Alabaster Personnel Director Clark Boyd was born in Japan, and still has several family members, including a daughter, in the country.
Boyd’s daughter lives in Kyoto, which is directly west of Tokyo on the side of the country closest to Korea, and his mother, his aunt and nieces and nephews live in Fukuoka, which is on the northern tip of Japan’s southernmost main island.
Although his family members live hundreds of miles away from the heart of the devastation surrounding Sendai northeast of Tokyo, the threat of a possible radioactive leak from Japan’s several damaged nuclear power reactors has Boyd worried, he said.
“I am concerned about that,” Boyd said March 14. “They had all the nuclear safeguards working, and this morning they had a huge hydrogen explosion.
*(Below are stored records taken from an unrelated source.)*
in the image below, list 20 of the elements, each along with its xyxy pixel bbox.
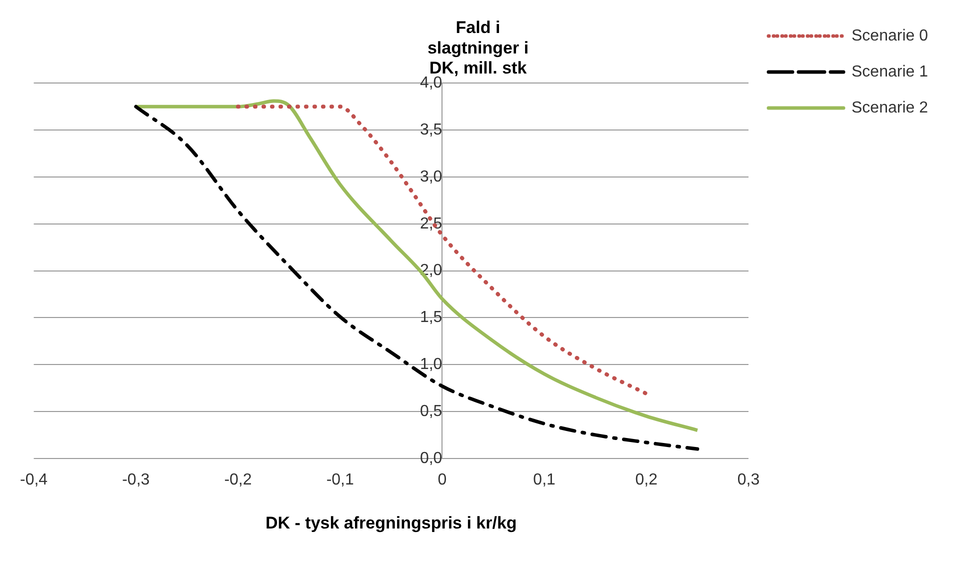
- y-tick-label: 0,0: [420, 450, 442, 467]
- y-tick-label: 1,0: [420, 356, 442, 374]
- x-tick-label: -0,3: [122, 471, 150, 488]
- legend-label: Scenarie 1: [852, 63, 928, 80]
- x-tick-label: 0: [438, 471, 447, 488]
- x-tick-label: 0,2: [635, 471, 658, 488]
- x-tick-label: -0,4: [20, 471, 48, 488]
- x-tick-label: -0,2: [224, 471, 252, 488]
- y-tick-label: 3,5: [420, 122, 442, 139]
- legend-label: Scenarie 0: [852, 27, 928, 44]
- x-tick-label: 0,1: [533, 471, 556, 488]
- y-tick-label: 3,0: [420, 168, 442, 186]
- y-tick-label: 2,5: [420, 215, 442, 232]
- x-axis-title: DK - tysk afregningspris i kr/kg: [266, 513, 517, 532]
- line-series: [236, 104, 648, 396]
- x-tick-label: -0,1: [326, 471, 354, 488]
- legend-label: Scenarie 2: [852, 99, 928, 116]
- x-tick-label: 0,3: [737, 471, 760, 488]
- y-tick-label: 1,5: [420, 309, 442, 326]
- y-tick-label: 0,5: [420, 402, 442, 420]
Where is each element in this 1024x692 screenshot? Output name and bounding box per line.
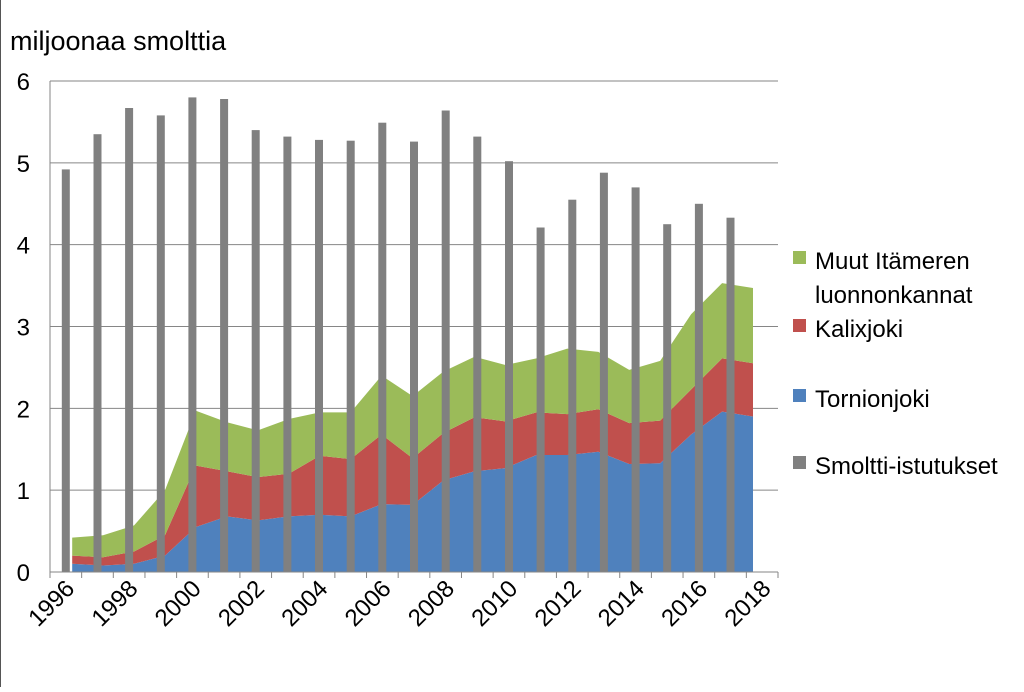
planting-bar [505,161,513,572]
planting-bar [536,227,545,572]
planting-bar [473,136,482,572]
y-tick-label: 0 [17,560,30,587]
legend-swatch [793,319,806,332]
planting-bar [441,110,450,572]
planting-bar [631,187,640,572]
planting-bar [663,224,672,572]
planting-bar [346,140,355,572]
area-series-1 [72,411,753,572]
planting-bar [694,203,703,573]
legend-swatch [793,251,806,264]
y-tick-label: 6 [17,69,30,96]
legend-entry: Kalixjoki [793,316,903,343]
planting-bar [61,169,70,572]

“Now, I’m worried,” Boyd added.
For Birmingham resident Jenny Miller, a 1998 graduate of Thompson High School who taught English at Iki High School in Nagasaki, Japan for two years, a lack of communication from some of her former students and co-workers has her concerned.
“I’ve been trying to get in contact with my old students and co-workers, and I’ve heard back from some of them,” Miller said. “But I still haven’t heard back from several of them.”
Judging by the correspondence she has received from her former friends and colleagues, Miller said many people living in Japan may not fully comprehend the magnitude of the unfolding disaster.
“The e-mails I’ve been getting have been pretty short. They talk about how sad it is, and how everything is just destroyed,” she said. “I will ask them how far away they are from the Fukushima nuclear reactor, and it’s like they aren’t getting the same information we’re getting.”
Because Miller lived and worked in Japan from 2002-2004, she said she still feels a close connection with the country.
“It’s just horrible. Because I lived there for two years, I feel like I have a bond with the country and its people,” she said. “Even though I’m not there, I feel like it’s happening to me too.”
As the disaster’s death toll rises and new developments, such as the March 13 eruption of the Shinmoedake volcano in southern Japan, unfold, Boyd and Miller said they are trying to help in any way they can.
“A lot of this has really hit close to home for me,” Miller said. “It’s been a long weekend.”
“As Christians, we believe in the power of prayer. I appreciate all the prayers I can get,” Boyd said.